The fate of a fish as old as the dinosaurs is being decided in Montana, says The New York Times. The Missouri River used to team with pallid sturgeon, but today only 125 of the fish, which can grow up to six-feet and live as long as the average human, remain. Most environmentalists blame dams built to irrigate farmland for the species’ demise, since they block sturgeon eggs from moving downstream. “The eggs end up trapped in reservoirs like Lake Sakakawea, with a lot of sediment, a lot of bacteria and very little oxygen. There they suffocate and die,” says the Times.
In Montana, environmentalists and government officials are fighting over how to help the sturgeon move past one dam in particular, which is responsible for supplying water to 55,000 farm acres. The Bureau of Reclamation, The U.S. Fish and Wildlife Service and the Army Corps of Engineers have proposed to spend $60 million to rebuild the Intake Diversion Dam with a bypass channel for the sturgeon. The idea would mean lower maintenance costs for farmers. But environmentalists say that bypass channels rarely work.
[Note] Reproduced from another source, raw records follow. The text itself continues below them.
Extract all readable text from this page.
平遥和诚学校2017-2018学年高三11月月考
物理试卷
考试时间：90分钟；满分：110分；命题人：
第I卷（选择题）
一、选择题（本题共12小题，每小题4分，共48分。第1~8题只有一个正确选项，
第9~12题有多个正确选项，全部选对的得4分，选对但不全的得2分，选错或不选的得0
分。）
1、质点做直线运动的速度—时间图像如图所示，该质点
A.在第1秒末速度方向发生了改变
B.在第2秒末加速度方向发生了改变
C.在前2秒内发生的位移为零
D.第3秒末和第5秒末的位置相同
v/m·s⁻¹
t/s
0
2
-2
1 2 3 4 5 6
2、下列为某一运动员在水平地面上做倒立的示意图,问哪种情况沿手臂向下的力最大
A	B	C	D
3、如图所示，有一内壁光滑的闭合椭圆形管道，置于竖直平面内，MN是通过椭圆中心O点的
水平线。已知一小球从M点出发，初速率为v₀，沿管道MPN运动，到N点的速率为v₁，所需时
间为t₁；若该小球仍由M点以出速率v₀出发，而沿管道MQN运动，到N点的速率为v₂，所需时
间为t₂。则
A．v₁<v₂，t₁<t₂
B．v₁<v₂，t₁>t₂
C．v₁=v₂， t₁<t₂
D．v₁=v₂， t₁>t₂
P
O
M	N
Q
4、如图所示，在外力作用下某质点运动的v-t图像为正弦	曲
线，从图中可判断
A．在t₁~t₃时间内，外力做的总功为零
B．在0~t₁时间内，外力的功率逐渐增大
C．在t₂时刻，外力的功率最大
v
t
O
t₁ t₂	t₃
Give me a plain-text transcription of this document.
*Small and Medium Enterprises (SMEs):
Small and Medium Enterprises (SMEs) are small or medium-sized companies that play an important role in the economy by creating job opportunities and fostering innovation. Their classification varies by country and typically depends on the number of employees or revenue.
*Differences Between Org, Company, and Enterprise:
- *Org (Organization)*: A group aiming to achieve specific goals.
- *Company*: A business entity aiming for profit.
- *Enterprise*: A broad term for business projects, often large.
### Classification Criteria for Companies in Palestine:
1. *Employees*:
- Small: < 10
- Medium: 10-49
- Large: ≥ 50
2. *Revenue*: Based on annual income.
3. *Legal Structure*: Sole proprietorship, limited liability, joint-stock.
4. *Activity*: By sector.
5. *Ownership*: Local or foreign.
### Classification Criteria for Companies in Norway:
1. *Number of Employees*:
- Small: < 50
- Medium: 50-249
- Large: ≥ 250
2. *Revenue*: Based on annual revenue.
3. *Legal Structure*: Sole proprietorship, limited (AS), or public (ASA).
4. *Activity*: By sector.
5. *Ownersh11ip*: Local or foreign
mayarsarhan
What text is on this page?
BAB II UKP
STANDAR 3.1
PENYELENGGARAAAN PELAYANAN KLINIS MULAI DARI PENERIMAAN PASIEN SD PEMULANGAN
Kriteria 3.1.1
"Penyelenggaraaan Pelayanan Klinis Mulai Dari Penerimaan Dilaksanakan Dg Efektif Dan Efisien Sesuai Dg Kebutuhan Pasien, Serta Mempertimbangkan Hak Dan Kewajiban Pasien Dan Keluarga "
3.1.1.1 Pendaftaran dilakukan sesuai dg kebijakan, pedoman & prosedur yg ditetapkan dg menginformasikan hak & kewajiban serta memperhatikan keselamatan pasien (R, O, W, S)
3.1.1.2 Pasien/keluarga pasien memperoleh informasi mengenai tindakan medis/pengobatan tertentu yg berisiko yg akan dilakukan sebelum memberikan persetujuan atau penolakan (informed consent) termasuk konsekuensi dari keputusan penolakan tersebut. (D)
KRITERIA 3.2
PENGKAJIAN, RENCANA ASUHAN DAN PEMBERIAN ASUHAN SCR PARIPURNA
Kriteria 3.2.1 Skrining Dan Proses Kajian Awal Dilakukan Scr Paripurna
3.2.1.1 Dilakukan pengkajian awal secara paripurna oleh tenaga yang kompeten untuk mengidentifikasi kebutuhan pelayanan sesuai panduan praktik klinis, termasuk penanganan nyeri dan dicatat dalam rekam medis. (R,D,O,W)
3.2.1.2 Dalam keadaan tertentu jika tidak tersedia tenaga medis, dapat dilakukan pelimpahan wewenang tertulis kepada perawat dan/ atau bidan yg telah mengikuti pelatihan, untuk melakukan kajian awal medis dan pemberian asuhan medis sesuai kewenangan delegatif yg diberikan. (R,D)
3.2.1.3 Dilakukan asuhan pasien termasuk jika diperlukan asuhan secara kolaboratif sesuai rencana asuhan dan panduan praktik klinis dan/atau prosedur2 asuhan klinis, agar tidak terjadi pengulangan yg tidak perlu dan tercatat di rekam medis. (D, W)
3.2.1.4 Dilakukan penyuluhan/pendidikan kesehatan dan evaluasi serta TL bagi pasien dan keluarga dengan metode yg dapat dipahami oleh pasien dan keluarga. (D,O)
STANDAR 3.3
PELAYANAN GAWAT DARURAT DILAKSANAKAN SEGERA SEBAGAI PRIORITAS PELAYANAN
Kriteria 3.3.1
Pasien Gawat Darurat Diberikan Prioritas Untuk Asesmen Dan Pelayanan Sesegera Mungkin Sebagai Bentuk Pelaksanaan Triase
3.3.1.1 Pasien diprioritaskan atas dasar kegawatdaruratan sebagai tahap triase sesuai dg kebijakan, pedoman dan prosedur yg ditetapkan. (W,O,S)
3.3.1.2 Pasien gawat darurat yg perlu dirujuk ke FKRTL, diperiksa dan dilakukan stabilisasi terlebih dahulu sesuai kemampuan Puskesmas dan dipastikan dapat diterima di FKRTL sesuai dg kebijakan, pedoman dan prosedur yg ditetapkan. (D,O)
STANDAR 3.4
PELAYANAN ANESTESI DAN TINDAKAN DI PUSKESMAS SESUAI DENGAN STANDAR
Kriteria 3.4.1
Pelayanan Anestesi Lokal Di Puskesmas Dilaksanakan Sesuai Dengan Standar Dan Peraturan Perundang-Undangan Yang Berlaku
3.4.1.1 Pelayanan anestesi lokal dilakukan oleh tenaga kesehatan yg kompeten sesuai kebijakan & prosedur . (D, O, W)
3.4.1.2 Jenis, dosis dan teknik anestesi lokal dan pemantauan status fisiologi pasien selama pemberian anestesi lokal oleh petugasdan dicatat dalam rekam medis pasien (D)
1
The Defenders of Wildlife have instead called for replacing the dam altogether with irrigation pumps, a project that would price in at $80 to $138 million. The federal agencies’ proposal is open for public comment until July 28th.
It’s not just dams that sturgeon have to be worried about. As writer Michelle Nijhuis revealed in her story with FERN, underground caviar hunters have made millions killing American sturgeon and related fish for their roe and passing it off as top-shelf caviar in Europe.